Irom Sharmilla, Iron Lady of Manipur, has been on a 500-week long hunger strike to demand the calling off of monstrous AFSPA (Armed Forces Special Powers Act) which empowers Armed Forces in Manipur to detain any citizen for infinitely long periods and murder anyone with impunity. But, instead of discussing the relevance and necessity of continuing this act in the state considering the undue power it gives to police and threat it endows on the residents, our law-makers sit pretty in their cozy chairs in New Delhi as if nothing has happened. Worse, they collaborate with the police to coerce her to give-up her protest. They keep her behind the bars to silent her protest charging her with attempt to commit suicide. They keep renewing the charge after one year as she would not yield and would not eat. They have finally retorted to nasogastral intubation or feeding through nose to keep her alive. The role of media has been pathetic to say the least. The merits of her protest and the gravity of the issue of removal of AFSPA has never grabbed the headlines of any print or electronic media but the news of Irom expressing her love for a man was a news big enough to hog the limelight. For media it was the ingredient of increase-the-sales recipe, for politicians and the police it was an excuse to weaken her cause. But, why does she not have the right to love a man back who loves her? Is it because she is a woman? Is it because she is from Manipur and belong to a small tribe? Or is it just because she has raised her never-dousing voice against a draconian law?
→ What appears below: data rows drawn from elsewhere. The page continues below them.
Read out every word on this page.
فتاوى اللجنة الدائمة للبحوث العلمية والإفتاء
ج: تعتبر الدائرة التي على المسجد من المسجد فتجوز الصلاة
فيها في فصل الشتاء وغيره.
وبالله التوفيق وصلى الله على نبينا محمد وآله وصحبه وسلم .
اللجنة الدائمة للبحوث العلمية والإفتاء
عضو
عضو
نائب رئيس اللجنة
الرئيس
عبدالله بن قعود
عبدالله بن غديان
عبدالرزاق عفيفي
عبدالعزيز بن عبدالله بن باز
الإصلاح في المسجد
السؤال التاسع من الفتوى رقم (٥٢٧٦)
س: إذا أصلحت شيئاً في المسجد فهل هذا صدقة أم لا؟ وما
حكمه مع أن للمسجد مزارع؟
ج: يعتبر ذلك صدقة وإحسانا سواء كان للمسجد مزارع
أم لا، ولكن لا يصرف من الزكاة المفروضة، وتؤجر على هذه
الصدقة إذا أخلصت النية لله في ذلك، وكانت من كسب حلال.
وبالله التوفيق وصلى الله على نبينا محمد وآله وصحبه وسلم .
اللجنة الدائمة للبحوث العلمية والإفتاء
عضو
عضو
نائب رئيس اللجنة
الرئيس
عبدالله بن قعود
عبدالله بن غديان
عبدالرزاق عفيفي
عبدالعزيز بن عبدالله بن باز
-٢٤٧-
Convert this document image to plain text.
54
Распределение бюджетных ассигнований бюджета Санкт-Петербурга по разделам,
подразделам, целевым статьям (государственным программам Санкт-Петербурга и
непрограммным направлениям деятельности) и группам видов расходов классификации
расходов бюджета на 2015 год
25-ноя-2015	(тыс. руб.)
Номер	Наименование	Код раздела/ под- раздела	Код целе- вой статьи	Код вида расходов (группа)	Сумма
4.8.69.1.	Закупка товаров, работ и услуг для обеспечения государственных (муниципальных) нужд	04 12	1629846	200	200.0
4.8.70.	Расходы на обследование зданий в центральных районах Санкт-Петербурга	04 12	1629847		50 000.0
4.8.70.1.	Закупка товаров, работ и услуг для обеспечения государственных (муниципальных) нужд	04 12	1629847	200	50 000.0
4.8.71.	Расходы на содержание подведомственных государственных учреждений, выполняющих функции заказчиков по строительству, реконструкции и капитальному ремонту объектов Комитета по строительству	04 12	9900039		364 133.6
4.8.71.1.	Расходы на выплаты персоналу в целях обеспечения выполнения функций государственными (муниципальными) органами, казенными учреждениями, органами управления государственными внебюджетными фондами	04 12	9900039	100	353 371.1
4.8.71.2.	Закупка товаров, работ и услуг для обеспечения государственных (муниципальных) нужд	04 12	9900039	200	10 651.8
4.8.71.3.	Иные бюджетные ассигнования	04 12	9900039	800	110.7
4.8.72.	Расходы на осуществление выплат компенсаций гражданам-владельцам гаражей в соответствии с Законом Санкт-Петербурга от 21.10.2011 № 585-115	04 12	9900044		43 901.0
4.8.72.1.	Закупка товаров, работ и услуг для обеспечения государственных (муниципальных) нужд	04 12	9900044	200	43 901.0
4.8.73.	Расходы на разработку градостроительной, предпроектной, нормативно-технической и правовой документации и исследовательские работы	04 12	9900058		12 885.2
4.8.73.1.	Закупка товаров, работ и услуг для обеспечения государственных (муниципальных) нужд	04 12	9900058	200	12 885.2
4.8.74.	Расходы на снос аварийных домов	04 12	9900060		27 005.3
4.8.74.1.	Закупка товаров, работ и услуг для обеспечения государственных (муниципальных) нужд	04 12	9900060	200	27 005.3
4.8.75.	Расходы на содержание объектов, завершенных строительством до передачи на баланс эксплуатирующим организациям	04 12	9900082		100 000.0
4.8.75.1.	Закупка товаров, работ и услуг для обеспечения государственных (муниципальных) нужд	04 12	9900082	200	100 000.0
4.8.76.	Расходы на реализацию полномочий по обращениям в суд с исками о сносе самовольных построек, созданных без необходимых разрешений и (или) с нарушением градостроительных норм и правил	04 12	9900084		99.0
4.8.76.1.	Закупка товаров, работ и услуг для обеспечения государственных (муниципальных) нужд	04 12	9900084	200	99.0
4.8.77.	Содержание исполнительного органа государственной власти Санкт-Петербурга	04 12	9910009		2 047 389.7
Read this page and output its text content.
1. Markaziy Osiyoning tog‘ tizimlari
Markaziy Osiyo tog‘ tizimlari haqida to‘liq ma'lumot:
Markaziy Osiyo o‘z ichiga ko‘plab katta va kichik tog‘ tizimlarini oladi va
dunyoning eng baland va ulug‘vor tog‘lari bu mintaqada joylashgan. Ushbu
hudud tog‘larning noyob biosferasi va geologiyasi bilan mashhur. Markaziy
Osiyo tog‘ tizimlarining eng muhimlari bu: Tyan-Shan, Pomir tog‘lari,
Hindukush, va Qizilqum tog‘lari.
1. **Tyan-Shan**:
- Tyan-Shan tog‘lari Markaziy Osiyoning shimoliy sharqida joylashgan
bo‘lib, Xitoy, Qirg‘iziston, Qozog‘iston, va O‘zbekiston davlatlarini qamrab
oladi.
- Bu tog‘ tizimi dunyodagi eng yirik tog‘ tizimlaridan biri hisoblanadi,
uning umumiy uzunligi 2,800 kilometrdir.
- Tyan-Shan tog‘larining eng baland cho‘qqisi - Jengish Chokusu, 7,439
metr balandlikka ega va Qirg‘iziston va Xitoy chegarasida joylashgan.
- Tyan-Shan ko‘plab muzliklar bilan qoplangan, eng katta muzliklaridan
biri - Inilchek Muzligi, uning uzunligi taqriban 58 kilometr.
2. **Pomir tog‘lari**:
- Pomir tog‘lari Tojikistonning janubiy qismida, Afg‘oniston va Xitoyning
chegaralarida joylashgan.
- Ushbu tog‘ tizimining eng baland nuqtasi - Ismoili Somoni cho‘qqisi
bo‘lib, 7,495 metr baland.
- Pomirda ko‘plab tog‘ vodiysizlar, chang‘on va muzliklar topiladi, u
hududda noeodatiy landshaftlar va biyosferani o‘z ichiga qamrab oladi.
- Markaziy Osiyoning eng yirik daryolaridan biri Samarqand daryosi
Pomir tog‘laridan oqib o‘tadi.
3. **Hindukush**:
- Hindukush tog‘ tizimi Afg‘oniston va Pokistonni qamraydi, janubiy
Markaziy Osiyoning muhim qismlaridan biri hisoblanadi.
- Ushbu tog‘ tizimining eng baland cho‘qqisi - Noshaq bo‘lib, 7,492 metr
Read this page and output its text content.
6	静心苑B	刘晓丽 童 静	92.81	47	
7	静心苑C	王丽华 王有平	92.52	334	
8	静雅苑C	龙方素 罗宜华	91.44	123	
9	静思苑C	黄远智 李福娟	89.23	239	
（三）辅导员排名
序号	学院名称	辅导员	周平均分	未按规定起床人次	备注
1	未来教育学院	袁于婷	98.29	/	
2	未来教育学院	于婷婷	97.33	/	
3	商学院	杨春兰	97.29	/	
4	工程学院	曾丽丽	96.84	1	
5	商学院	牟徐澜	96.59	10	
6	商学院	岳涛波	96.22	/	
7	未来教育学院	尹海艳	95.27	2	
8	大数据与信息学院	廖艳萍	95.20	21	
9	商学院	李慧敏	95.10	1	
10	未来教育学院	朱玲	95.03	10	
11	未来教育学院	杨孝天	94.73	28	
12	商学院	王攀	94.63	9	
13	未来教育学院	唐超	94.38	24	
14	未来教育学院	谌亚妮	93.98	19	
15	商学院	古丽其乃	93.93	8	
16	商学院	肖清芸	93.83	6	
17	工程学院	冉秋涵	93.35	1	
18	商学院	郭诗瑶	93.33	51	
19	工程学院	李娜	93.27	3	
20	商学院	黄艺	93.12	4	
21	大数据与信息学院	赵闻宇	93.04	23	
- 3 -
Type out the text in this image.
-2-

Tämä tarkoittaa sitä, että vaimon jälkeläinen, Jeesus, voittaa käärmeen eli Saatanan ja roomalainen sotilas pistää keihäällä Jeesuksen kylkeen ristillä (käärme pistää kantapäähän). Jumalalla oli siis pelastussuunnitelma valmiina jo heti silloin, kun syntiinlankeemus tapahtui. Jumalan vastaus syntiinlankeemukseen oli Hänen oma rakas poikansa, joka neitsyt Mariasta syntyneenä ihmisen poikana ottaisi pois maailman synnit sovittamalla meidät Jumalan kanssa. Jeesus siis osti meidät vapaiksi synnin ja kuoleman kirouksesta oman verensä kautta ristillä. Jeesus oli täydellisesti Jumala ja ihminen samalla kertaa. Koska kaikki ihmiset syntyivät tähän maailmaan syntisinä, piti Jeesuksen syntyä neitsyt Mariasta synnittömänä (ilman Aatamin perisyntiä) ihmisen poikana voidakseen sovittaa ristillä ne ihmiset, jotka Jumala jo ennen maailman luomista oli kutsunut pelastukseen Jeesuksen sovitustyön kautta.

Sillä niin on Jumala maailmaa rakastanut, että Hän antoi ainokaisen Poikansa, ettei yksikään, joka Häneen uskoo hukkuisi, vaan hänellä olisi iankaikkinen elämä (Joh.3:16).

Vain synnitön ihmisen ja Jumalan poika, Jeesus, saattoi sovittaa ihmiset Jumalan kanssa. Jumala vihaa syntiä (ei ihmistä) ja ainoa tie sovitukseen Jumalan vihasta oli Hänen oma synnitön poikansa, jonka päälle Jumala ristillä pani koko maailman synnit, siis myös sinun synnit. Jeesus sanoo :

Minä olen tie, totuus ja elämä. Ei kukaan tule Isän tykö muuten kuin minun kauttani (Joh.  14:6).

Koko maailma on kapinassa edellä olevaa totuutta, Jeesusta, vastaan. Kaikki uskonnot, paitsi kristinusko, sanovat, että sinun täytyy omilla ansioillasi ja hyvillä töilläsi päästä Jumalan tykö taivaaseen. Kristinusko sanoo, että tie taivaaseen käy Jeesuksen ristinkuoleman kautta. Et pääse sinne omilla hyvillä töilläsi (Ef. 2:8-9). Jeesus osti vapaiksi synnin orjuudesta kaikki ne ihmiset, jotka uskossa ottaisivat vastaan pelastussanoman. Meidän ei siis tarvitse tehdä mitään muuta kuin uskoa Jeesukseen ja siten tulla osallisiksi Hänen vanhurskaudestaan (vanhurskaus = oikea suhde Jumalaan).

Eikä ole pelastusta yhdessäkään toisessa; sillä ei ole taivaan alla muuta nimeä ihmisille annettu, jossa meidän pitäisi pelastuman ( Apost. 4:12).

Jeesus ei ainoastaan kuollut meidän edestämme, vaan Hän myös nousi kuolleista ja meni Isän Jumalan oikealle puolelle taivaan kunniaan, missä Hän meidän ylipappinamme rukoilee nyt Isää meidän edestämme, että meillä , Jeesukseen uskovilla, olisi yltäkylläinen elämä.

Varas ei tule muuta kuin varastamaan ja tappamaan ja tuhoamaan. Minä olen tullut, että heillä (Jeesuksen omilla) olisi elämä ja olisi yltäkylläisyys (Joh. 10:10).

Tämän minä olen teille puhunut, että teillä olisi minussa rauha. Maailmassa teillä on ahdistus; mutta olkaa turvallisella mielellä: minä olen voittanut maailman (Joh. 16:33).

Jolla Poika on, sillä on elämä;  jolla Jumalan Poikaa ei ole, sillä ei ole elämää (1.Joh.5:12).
If there is one place in India where the first word children learn is Naxalism, it is Dantewada. Soni Sori, a tribal women teacher, 36 and a mother of three unfortunately belongs to this place. Tribals here have two options-first, either owe allegiance to Naxalite or get killed and second, be loyal to police or get killed (or get raped if you are a woman). Soni, chose the third. She chose to bring to notice of the rest of country the atrocities of police there. Result, she was charged with acting as a conduit of money transfer from Essar group (who had some mining to do on the fields which was according to police under Naxal control and hence the money from Essar to Naxalites) to Naxals. She with another male journalist was sent behind the bars in Dantewada in spite of her apprehensions that that place was not safe for her. As feared by her, she was tortured inhumanly so much so that she was chained naked with her bed while questioning and doctors found small stones in her genital tract and rectum. Her letter to the Supreme Court asking who is responsible for her condition is biting dust. How can one be subjected to so brutal trial even when there are no strong evidences of crime except hunch of a few biased policemen? Why can’t she get woman police for her trial as permitted by our law? Why is not the Essar-official who, as claimed by policemen, warmed Soni’s pockets traced and questioned? Is it because he is not a woman? Not a tribal? Not someone who would utter a word against police? Or is it because they can’t handcuff the hands which grease their palms?
They talk of Dalit and women empowerment. When you listen to story of Rekha Chavan, a 42 year old Dalit women from Mulgaon in Karad district of Maharashtra, you know where we stand. This woman was stripped naked, beaten by whips and paraded in the streets by the upper caste Marathas accusing her of aiding her 20-year old son in eloping with a Maratha girl. Bai aahe ka kutri ( Am I dog to be beaten up like this)? Would they have tortured me the same way had I not been a Dalit? she asks. What is worse is that people of her community believe that she has committed a sin and is paying the price of what she has done. Marathas are feared here. No one dares to utter a word against them. Are we leaving in 2012? Or is it some time machine in 1862? Why would they declare the mother of their daughter’s beloved the culprit? Isn’t the love culprit here? Isn’t their sick medieval mindset the culprit? What is heartening is that defying the life threats from Marathas and and prospects of being sidelined from his own community, she has roared like a lion that she would not stop living in her small cottage next to Maratha’s house.
These stories just tell one thing- we have to move miles in our minds to be deemed the superpower and the women empowerment still has a long way to go. Even a double digit growth rate of GDP wouldn’t make any sense if the other half of our population is subjected to such prejudices and atrocities.